Privacy Notice
Effective date: 17 May 2026 · Last updated: 17 May 2026
Who we are
Mila (mila.menu) is a personal meal-planning tool currently in a closed, invite-only beta, operated by a private individual based in the United Kingdom.
What data we collect
| Data | Why we collect it |
|---|---|
| Email address | To create your account, send a verification email, and send optional weekly planning reminders |
| Password (stored as a one-way hash) | To authenticate you — we never store your password in plain text and cannot read it |
| Dietary tags and requirements | To personalise the meal plans Mila generates for you |
| Equipment, complexity, and cooking time preferences | To generate practical, achievable meal plans |
| Generated meal plans, recipes, and shopping lists | To display your current plan and, in future, your history |
We do not collect payment information, location data, or data from social media accounts.
Legal basis for processing
Legitimate interests (Article 6(1)(f) UK GDPR): Running a small, closed beta for a personal meal-planning tool is the legitimate interest. Processing is limited to what is necessary to make the tool work. You can object to this processing at any time (see Your rights below).
Explicit consent (Article 9(2)(a) UK GDPR): Dietary preferences may constitute special category data (health data) under Article 9 UK GDPR. By creating an account and submitting your dietary preferences, you give explicit consent for us to process this data solely to provide the meal-planning service. You can withdraw consent at any time by deleting your account.
How long we keep your data
We retain your data for as long as your account is active. If you request account deletion, we will delete all your personal data within 30 days.
Who we share your data with
Your data passes through the following third-party services. We do not sell your data to any third party.
| Service | Purpose | What is sent |
|---|---|---|
| Supabase (EU region) | Database and authentication | Email, hashed password, dietary preferences, meal plans |
| Anthropic | AI meal plan generation | Dietary preferences and cooking inputs — your email is never sent |
| Vercel | Hosting | Standard request logs (IP address, pages accessed) |
| Resend | Transactional email | Email address and content of verification and reminder emails |
| Sentry | Error monitoring | Error stack traces — personal data fields are stripped before any data leaves the app |
Your rights
Under UK GDPR you have the right to:
- Access the personal data we hold about you
- Correct inaccurate data
- Deleteyour data (the “right to be forgotten”)

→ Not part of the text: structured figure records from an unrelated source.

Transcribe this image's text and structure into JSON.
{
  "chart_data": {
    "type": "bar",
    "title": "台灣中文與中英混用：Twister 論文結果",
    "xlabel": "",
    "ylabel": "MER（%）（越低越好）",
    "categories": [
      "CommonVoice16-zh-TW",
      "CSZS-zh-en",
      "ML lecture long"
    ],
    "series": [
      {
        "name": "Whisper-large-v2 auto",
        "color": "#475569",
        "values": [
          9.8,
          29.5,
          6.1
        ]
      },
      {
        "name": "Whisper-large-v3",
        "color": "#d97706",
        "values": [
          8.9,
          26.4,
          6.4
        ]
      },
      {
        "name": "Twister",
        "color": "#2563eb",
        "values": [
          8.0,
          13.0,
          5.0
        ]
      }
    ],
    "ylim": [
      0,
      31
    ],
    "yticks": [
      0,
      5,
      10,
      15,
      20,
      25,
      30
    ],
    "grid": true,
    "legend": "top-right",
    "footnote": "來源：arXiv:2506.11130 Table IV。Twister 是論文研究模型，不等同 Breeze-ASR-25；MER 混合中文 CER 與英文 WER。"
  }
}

- Object to processing based on legitimate interests
- Withdraw consent for special category data processing at any time
You can exercise three of these rights yourself from Settings → Account & data inside mila:
- Download my data (Article 15, right of access) — emails you a JSON file containing your profile, family members, meal plans, recipes, ratings, and notes. Available immediately; the download link is valid for 24 hours.
- Change email — re-verifies a new email address with you before swapping it on your account. Your existing email continues to work until you click the verification link sent to the new address.
- Delete my account (Article 17, right of erasure) — permanently removes your profile, family members, meal plans, recipes, ratings, notes, and share links within seconds of confirmation. We keep a single anonymised AI-usage row per generation (model name, token count, cost) for billing audit — no personal information remains.
For any right not covered by the self-service flows above (data correction beyond what you can edit yourself, objection to processing, complaints), reply to any email you have received from mila.menu. We will respond within 30 days. If you are unsatisfied, you have the right to lodge a complaint with the UK Information Commissioner's Office at ico.org.uk.
Changes to this notice
If we make material changes to this notice, we will notify active users by email before the changes take effect.